Michael Max Munk

Max Michael Munk (October 22, 1890—1986)[1] was a German aerospace engineer who for National Advisory Committee for Aeronautics (NACA) in the 1920s and made contributions to the design of airfoils.

Munk earned an engineering degree from the Hanover Polytechnic School in 1914, and earned doctorates in both physics and mathematics from the University of Göttingen in 1917. After World War I, NACA (National Advisory Committee for Aeronautics, later to become NASA) brought Munk to the United States. President Woodrow Wilson signed orders allowing Munk to come to the United States and work in government. These orders were required since Germany was a recent enemy and Munk had worked briefly for the German Navy.

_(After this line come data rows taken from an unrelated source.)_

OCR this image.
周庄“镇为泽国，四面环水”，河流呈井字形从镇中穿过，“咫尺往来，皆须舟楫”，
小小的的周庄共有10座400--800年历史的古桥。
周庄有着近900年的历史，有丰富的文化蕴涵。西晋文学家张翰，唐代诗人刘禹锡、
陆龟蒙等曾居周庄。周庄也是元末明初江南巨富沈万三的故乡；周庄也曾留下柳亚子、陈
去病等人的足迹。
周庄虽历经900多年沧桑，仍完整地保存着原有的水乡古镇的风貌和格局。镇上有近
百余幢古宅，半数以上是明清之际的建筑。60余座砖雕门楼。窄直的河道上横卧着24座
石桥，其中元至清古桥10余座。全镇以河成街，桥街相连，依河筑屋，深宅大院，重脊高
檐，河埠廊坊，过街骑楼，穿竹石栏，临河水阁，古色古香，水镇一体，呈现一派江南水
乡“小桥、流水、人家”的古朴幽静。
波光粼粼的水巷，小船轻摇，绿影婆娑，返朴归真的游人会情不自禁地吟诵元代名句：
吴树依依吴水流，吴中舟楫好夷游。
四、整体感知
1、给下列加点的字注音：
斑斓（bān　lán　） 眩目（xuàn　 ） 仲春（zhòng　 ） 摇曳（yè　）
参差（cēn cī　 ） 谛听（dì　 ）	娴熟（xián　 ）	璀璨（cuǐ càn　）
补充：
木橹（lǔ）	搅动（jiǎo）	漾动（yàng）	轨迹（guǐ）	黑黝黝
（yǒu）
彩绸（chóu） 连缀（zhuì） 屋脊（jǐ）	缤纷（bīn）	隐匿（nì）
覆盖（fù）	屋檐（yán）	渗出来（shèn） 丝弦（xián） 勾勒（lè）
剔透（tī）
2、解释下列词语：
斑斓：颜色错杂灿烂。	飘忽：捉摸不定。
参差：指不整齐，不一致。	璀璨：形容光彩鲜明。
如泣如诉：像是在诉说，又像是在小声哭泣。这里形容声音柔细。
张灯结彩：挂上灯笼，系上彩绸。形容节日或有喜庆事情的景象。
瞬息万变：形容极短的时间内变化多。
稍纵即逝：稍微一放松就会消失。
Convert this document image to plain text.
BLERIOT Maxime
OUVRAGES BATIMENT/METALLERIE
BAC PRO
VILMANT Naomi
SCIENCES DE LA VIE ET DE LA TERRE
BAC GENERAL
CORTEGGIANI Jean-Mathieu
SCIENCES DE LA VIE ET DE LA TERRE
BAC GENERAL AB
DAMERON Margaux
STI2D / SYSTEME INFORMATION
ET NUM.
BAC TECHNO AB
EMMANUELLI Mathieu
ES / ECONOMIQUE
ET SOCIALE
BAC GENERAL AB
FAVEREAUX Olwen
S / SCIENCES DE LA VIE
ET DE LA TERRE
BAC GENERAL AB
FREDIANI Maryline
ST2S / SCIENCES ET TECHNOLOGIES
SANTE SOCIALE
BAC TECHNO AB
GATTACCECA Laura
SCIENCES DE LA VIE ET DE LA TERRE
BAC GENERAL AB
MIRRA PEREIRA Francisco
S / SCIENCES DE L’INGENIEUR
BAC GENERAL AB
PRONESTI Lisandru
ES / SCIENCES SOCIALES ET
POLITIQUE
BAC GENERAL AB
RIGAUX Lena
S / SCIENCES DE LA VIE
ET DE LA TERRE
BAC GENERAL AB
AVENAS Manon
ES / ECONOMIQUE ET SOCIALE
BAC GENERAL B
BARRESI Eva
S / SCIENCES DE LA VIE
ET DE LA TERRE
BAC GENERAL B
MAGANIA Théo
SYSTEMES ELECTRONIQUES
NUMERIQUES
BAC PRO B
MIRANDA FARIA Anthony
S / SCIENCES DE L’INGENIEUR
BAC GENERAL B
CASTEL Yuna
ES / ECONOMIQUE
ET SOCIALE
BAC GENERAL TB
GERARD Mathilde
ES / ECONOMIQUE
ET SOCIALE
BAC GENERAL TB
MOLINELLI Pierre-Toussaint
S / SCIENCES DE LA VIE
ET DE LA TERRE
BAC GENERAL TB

Munk began work at NACA in 1920 and proposed building the new Variable-Density Wind Tunnel (VDT)[2] which went into operation in 1922. Munk published more than 40 articles with NACA. Munk is best known for his development of thin airfoil theory, a means of modelling the behaviour of airfoils by separating their shape (the "mean camber line"[3]) and their varying thickness[4]. This allows separate, and simpler, techniques to model each behaviour. Lift may be assumed to depend on the camber (and angle of attack) alone, and could be modelled by the numerical techniques of the period. Drag depends on the thickness and requires an understanding of viscous flow, which was beyond contemporary capabilities. The thin airflow technique was introduced in 1922 and remained the major theoretical design technique until the development of laminar flow airfoils in the 1930s.[5]

Sources

  1. ^ Anderson, John David (1999). A history of aerodynamics and its impact on flying machines. Cambridge University Press. p. 290. ISBN 0521669553. http://books.google.com/books?id=1OeCJFJY3ZYC&pg=PA290&#v=onepage&q&f=false. Retrieved July 21, 2010. 
  2. ^ "The Variable-Density Wind tunnel". NASA. http://history.nasa.gov/SP-4305/ch3.htm. 
  3. ^ "Mean camber line" is a conceptual curved line drawn through the mean centre of the airfoil, equally spaced from the upper and lower surfaces
  4. ^ Distribution of thickness across the chord, i.e. from front to back of the airfoil
  5. ^ Vincenti, Walter G. (1990). What engineers know and how they know it. Baltimore: Johns Hopkins University Press. pp. 36–39. ISBN 0-8018-4588-2.